I know him pretty well, so I was certain, when Boy walked into that bar, that his surprise was genuine. He’s not the kind of guy who habitually fakes stuff; and he lives, mostly, on the surface: not being devious himself, he doesn’t suspect others of it. So the massed choir singing ‘Happy Birthday To You’ (in several different keys) may have momentarily thrown him emotionally, but he bounced back. After handshakes and kisses all round (I got both), he looked at his father and said “Any chance of a drink, then?”
At any party, there have to be a few, er, moments. Bloke provided them. Bloke is an enforced non-drinker, due to recent fatherhood, but obviously grabs the opportunity when it jumps up and licks his face. I’d guess that he’d stoked up the prospect of getting tanked for weeks, and shovelled in more and more fuel the nearer the event drew. Of course, what happens is that you peak far too soon. What happens after that depends on what the booze uncovers. (In my case, I’ve been told, I get mellowly amorous, so I’ve learnt – mostly – to contain that, although being seated between the two most attractive girls in the room didn’t help; I didn’t know which way to turn, but thank you, General…) In Bloke’s case, evidently, it’s Clarksonian banter. You know what I mean. There’s a fine line in there; blokeish ‘banter’ can easily tip over into obnoxious bullying, and the bully, even though he (it’s very rarely, though not never, ‘she’) might still have hazy sight of his behaviour, he has nowhere to go except more of the same.
I won’t go into details, even though he certainly won’t read this. Eventually he was quietly made to shut up. It didn’t spoil anything, and most people probably didn’t even notice it.

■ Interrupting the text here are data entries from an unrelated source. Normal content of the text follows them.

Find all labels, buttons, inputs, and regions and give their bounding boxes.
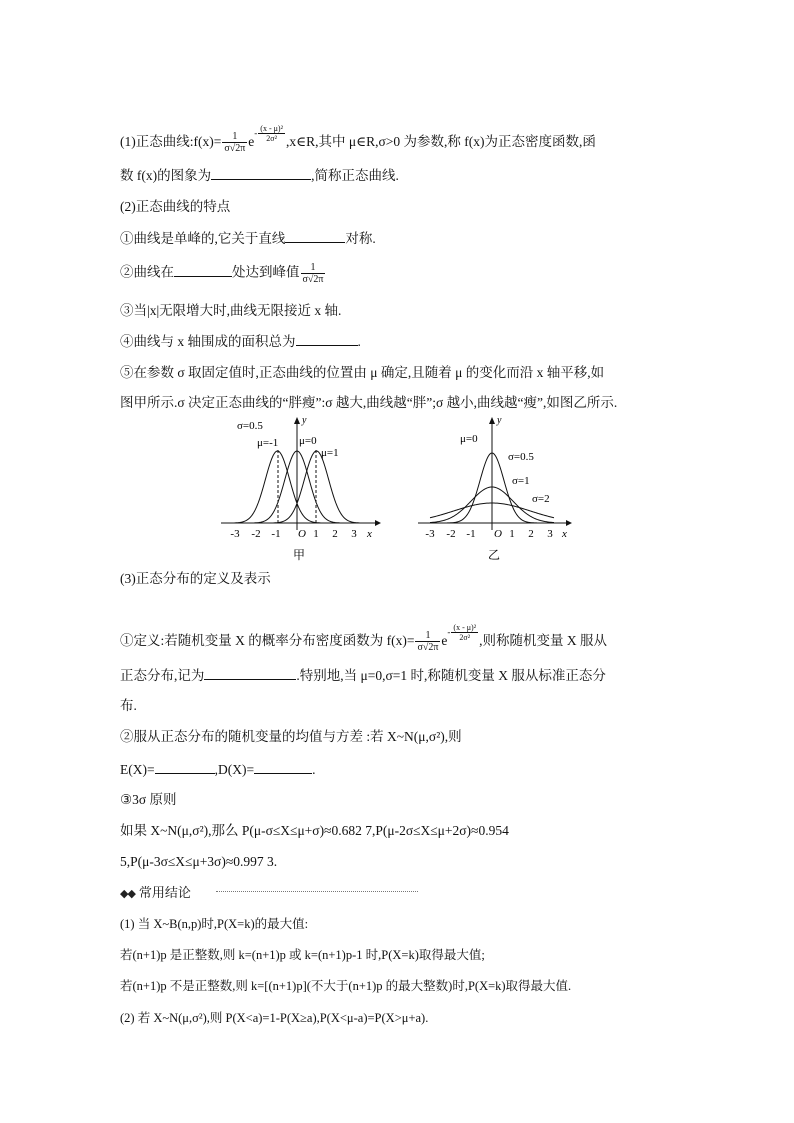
s1-line2 (120, 166, 399, 185)
fig-left-mu-label-2: μ=0 (299, 435, 317, 447)
fig-left-tick-1: 1 (313, 528, 319, 540)
s2-p1 (120, 229, 376, 248)
s3-d2 (120, 666, 606, 685)
s3-m2 (120, 760, 315, 779)
s3-d1-num: 1 (415, 630, 440, 642)
s1-exponent (254, 124, 286, 144)
s3-d2-post: .特别地,当 μ=0,σ=1 时,称随机变量 X 服从标准正态分 (296, 668, 606, 683)
fig-right-tick-m2: -2 (446, 528, 456, 540)
s2-p1-pre: ①曲线是单峰的,它关于直线 (120, 231, 286, 246)
fig-left-x-label: x (367, 528, 372, 540)
fig-right-x-arrow (566, 520, 572, 526)
fig-left-tick-2: 2 (332, 528, 338, 540)
s3-d1-pre: ①定义:若随机变量 X 的概率分布密度函数为 f(x)= (120, 633, 415, 648)
s3-title: (3)正态分布的定义及表示 (120, 571, 271, 586)
conclusions-rule (216, 891, 418, 892)
fig-left-origin: O (298, 528, 306, 540)
fig-right-tick-3: 3 (547, 528, 553, 540)
s1-exp-frac (258, 124, 285, 143)
s3-d2-pre: 正态分布,记为 (120, 668, 205, 683)
s1-exp-num: (x - μ)² (260, 124, 283, 134)
s2-p2-pre: ②曲线在 (120, 264, 174, 280)
s3-d1-e: e (441, 633, 448, 648)
fig-right-sigma-label-1: σ=0.5 (508, 451, 534, 463)
s2-p1-post: 对称. (345, 231, 376, 246)
conclusions-header (120, 882, 420, 900)
s3-m2-a: E(X)= (120, 762, 155, 777)
fig-right-origin: O (494, 528, 502, 540)
conclusion-2: 若(n+1)p 是正整数,则 k=(n+1)p 或 k=(n+1)p-1 时,P(X=k)取得最大值; (120, 948, 485, 962)
s2-p2-mid: 处达到峰值 (232, 264, 300, 280)
blank-curve-graph[interactable] (211, 166, 311, 180)
fig-left-mu-label-1: μ=-1 (257, 437, 279, 449)
s2-title: (2)正态曲线的特点 (120, 199, 231, 214)
fig-left-tick-m2: -2 (251, 528, 261, 540)
blank-mean[interactable] (155, 760, 215, 774)
blank-symmetry-line[interactable] (285, 229, 345, 243)
blank-variance[interactable] (254, 760, 312, 774)
s3-d1-exp-frac (451, 623, 478, 642)
s2-p3: ③当|x|无限增大时,曲线无限接近 x 轴. (120, 303, 342, 318)
s1-line2-post: ,简称正态曲线. (311, 168, 399, 183)
s3-m1: ②服从正态分布的随机变量的均值与方差 :若 X~N(μ,σ²),则 (120, 729, 462, 744)
s2-p2 (120, 262, 326, 285)
s1-e: e (248, 134, 255, 149)
fig-right-tick-m3: -3 (425, 528, 435, 540)
s3-d1-exponent (447, 623, 479, 643)
s1-line2-pre: 数 f(x)的图象为 (120, 168, 212, 183)
s1-exp-minus: - (254, 128, 258, 138)
s1-fx: f(x)= (193, 134, 222, 149)
conclusions-title: 常用结论 (138, 885, 191, 900)
s1-fraction (222, 131, 247, 154)
s3-d1-fraction (415, 630, 440, 653)
fig-right-tick-1: 1 (509, 528, 515, 540)
s3-m2-b: ,D(X)= (214, 762, 255, 777)
fig-right-caption: 乙 (488, 548, 501, 562)
s2-p4-pre: ④曲线与 x 轴围成的面积总为 (120, 334, 296, 349)
fig-right-sigma-label-2: σ=1 (512, 475, 530, 487)
s3-rule-line2: 5,P(μ-3σ≤X≤μ+3σ)≈0.997 3. (120, 854, 278, 869)
conclusion-1: (1) 当 X~B(n,p)时,P(X=k)的最大值: (120, 917, 309, 931)
fig-left-tick-3: 3 (351, 528, 357, 540)
s1-exp-den: 2σ² (266, 134, 277, 144)
s3-rule-line1: 如果 X~N(μ,σ²),那么 P(μ-σ≤X≤μ+σ)≈0.682 7,P(μ-2σ≤X≤μ+2σ)≈0.954 (120, 823, 509, 838)
s2-p5a: ⑤在参数 σ 取固定值时,正态曲线的位置由 μ 确定,且随着 μ 的变化而沿 x 轴平移,如 (120, 365, 605, 380)
fig-right-tick-2: 2 (528, 528, 534, 540)
s3-d1-post: ,则称随机变量 X 服从 (479, 633, 607, 648)
s1-frac-den: σ√2π (224, 143, 246, 155)
s2-p5b: 图甲所示.σ 决定正态曲线的“胖瘦”:σ 越大,曲线越“胖”;σ 越小,曲线越“瘦”,如图乙所示. (120, 395, 618, 410)
diamond-icon: ◆◆ (120, 888, 135, 900)
s1-frac-num: 1 (222, 131, 247, 143)
s1-prefix: (1)正态曲线: (120, 134, 194, 149)
fig-right-x-label: x (562, 528, 567, 540)
s3-d3: 布. (120, 698, 137, 713)
s1-line1 (120, 124, 596, 154)
conclusion-4: (2) 若 X~N(μ,σ²),则 P(X<a)=1-P(X≥a),P(X<μ-a)=P(X>μ+a). (120, 1011, 429, 1025)
s2-p4 (120, 332, 361, 351)
fig-left-tick-m1: -1 (271, 528, 281, 540)
fig-right-mu-label: μ=0 (460, 433, 478, 445)
s3-rule-title: ③3σ 原则 (120, 792, 177, 807)
s3-d1-exp-num: (x - μ)² (453, 623, 477, 633)
fig-left-y-arrow (294, 417, 300, 424)
s2-p4-post: . (357, 334, 361, 349)
blank-area[interactable] (296, 332, 358, 346)
s1-after: ,x∈R,其中 μ∈R,σ>0 为参数,称 f(x)为正态密度函数,函 (285, 134, 596, 149)
s2-p2-den: σ√2π (302, 274, 324, 285)
s3-d1-den: σ√2π (417, 642, 439, 654)
s2-peak-fraction (301, 262, 326, 285)
blank-peak-position[interactable] (174, 263, 232, 277)
fig-left-mu-label-3: μ=1 (321, 447, 339, 459)
fig-left-x-arrow (375, 520, 381, 526)
conclusion-3: 若(n+1)p 不是正整数,则 k=[(n+1)p](不大于(n+1)p 的最大整数)时,P(X=k)取得最大值. (120, 979, 572, 993)
fig-right-y-arrow (489, 417, 495, 424)
blank-normal-notation[interactable] (204, 666, 296, 680)
s3-d1-exp-minus: - (447, 627, 451, 637)
fig-right-sigma-label-3: σ=2 (532, 493, 550, 505)
s3-d1 (120, 623, 607, 653)
s3-m2-c: . (312, 762, 316, 777)
fig-left-caption: 甲 (293, 548, 306, 562)
fig-left-y-label: y (302, 415, 307, 426)
fig-left-tick-m3: -3 (230, 528, 240, 540)
s3-d1-exp-den: 2σ² (459, 633, 471, 643)
figure-left (215, 412, 385, 564)
s2-p2-num: 1 (301, 262, 326, 274)
fig-right-tick-m1: -1 (466, 528, 476, 540)
fig-left-sigma-label: σ=0.5 (237, 420, 263, 432)
figure-right (412, 412, 582, 564)
fig-right-y-label: y (497, 415, 502, 426)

I intervened a couple of times, and ended up having my shoulder figuratively cried on, at two a.m., when he’d got a glimmering of what he’d done and subsided into faux-remorse. And I’d only met him for the first time that afternoon. But I’ve learnt to deal with that kind of business.
You don’t need me to tell you that Sunday was a bad weather day. Luckily nobody felt much like walking the five mile length of St Ouen’s Bay. Driving back from Southampton airport, through monsoon rain, I heard Boy’s Nana say “Shame it had to be spoiled by the rain.” I’ve learnt to deal with Nana too, so I just grunted and carried on driving.